Canta Aleida con voz cansada, desgastada, con voz de fruta madura y cáscara débil. Exhala euforia por su garganta ronca. Su piel suda a causa del bochornoso fogón que quema la noche, resaltando la aspereza de su piel, contrastando la claridad de las palmas de sus manos.
Ocho de la noche. Hora de regresar a casa. Una hora más tarde encuentra a los niños durmiendo. Ambos comparten una cama sencilla, están acostados en posiciones opuestas, Manuela mirando hacia la pared, Nicolás mirando hacia al chifonier. Por fortuna, los niños saben prepararse la comida: asar dos arepas, coger dos tajadas de quesito y servirse la aguapanela. Aleida los contempla desde la puerta, se acerca silenciosamente, y forma un vínculo afectivo besando sus dedos índice y corazón y transportándolos, a través del universo, hasta los labios de sus hijos.
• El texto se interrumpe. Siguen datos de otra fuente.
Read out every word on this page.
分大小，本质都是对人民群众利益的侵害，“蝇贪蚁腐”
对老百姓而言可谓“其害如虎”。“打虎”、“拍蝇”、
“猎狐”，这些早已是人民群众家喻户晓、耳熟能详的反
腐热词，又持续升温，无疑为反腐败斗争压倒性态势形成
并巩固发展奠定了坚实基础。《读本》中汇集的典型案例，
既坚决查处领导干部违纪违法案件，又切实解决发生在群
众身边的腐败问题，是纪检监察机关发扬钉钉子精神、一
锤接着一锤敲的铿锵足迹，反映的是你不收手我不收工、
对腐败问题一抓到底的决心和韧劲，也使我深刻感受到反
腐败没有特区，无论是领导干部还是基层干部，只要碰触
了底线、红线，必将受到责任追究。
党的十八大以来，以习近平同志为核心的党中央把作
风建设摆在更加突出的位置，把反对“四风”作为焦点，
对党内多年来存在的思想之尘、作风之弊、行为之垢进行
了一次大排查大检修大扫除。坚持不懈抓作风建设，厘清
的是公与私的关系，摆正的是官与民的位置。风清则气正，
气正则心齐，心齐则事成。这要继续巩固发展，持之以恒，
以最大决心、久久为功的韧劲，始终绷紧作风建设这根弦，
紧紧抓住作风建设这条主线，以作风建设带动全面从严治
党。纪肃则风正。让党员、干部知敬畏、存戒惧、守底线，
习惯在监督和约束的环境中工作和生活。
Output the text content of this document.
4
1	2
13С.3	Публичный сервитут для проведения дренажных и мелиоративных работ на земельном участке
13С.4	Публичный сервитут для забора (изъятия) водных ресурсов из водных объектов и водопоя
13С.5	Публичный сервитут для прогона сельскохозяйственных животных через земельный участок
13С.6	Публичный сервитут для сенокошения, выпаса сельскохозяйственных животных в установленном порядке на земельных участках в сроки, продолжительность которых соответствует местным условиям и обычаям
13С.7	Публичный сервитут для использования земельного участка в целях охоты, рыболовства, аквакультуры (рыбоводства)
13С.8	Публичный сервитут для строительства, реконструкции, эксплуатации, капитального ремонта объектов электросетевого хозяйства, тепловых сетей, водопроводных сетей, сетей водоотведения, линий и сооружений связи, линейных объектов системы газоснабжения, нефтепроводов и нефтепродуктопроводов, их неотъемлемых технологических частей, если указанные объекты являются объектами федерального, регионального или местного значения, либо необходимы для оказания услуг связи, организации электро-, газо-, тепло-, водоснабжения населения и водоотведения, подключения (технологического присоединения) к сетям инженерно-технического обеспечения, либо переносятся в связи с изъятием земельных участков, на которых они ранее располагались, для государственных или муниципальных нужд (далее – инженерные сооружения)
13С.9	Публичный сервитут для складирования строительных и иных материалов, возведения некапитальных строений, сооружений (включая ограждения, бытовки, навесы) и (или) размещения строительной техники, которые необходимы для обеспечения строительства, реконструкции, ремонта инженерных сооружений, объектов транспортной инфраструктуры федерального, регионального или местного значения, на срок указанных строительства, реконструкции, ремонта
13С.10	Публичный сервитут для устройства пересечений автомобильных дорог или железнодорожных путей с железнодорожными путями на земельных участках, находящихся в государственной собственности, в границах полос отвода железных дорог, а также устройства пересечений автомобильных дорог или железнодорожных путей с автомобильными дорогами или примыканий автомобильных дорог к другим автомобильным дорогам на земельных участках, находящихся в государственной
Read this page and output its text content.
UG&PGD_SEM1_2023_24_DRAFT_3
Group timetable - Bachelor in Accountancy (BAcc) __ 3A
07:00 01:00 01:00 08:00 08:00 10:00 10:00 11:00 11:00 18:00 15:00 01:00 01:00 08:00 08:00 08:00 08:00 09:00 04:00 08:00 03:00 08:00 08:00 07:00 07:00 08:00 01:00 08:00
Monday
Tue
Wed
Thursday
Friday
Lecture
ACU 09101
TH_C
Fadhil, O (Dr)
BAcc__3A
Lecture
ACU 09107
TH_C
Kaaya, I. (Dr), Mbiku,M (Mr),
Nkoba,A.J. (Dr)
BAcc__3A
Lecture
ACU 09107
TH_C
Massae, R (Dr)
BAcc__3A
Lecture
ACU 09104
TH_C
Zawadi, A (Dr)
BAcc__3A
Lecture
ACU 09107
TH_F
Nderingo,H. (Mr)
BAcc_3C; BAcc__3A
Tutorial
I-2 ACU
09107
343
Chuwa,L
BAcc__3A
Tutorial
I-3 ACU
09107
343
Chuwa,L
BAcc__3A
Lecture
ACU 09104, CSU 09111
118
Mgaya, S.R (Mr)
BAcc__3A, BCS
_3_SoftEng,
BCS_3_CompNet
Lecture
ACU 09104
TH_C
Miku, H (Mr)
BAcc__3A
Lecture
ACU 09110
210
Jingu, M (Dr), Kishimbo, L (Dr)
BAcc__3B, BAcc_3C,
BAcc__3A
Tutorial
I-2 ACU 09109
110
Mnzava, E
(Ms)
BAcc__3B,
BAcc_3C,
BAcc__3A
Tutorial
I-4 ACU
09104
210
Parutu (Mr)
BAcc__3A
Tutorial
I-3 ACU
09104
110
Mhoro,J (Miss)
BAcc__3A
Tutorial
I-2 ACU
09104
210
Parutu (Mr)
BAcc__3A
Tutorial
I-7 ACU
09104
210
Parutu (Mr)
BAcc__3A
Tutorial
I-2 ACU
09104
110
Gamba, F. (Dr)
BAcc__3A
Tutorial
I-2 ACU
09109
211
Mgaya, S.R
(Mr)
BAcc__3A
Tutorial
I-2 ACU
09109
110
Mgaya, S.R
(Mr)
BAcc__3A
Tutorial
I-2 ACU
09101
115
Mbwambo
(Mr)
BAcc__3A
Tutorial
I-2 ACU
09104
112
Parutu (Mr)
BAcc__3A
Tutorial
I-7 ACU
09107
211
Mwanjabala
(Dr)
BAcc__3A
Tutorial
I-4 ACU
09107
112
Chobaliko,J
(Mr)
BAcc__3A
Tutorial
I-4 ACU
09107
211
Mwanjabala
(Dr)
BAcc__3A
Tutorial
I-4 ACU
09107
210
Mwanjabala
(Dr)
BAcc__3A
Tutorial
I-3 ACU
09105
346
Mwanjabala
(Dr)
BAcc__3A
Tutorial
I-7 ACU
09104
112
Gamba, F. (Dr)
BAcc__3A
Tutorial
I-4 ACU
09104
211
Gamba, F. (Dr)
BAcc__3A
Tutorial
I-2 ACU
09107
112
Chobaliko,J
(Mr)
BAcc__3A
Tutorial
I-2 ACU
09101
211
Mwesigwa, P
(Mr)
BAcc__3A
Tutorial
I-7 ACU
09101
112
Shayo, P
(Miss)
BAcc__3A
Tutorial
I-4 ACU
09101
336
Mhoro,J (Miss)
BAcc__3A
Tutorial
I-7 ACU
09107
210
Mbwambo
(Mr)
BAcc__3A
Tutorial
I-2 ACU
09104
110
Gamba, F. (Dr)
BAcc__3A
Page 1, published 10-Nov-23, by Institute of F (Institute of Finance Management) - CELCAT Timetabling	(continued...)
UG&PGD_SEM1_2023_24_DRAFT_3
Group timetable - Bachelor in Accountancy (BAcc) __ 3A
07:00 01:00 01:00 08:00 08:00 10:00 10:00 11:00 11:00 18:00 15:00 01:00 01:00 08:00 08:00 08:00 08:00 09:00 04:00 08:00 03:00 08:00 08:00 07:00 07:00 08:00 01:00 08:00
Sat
Mira por la ventana, observa las lucecitas titilantes del otro lado de la montaña, pequeños puntos naranjados cual estrellas terrenales. La luna está menguando, arrulla su cuerpo fatigado, enamora su alma caprichosa, irisa su imaginación de adolescente. Es tarde, la noche deambula por el cielo como un funámbulo semaforero.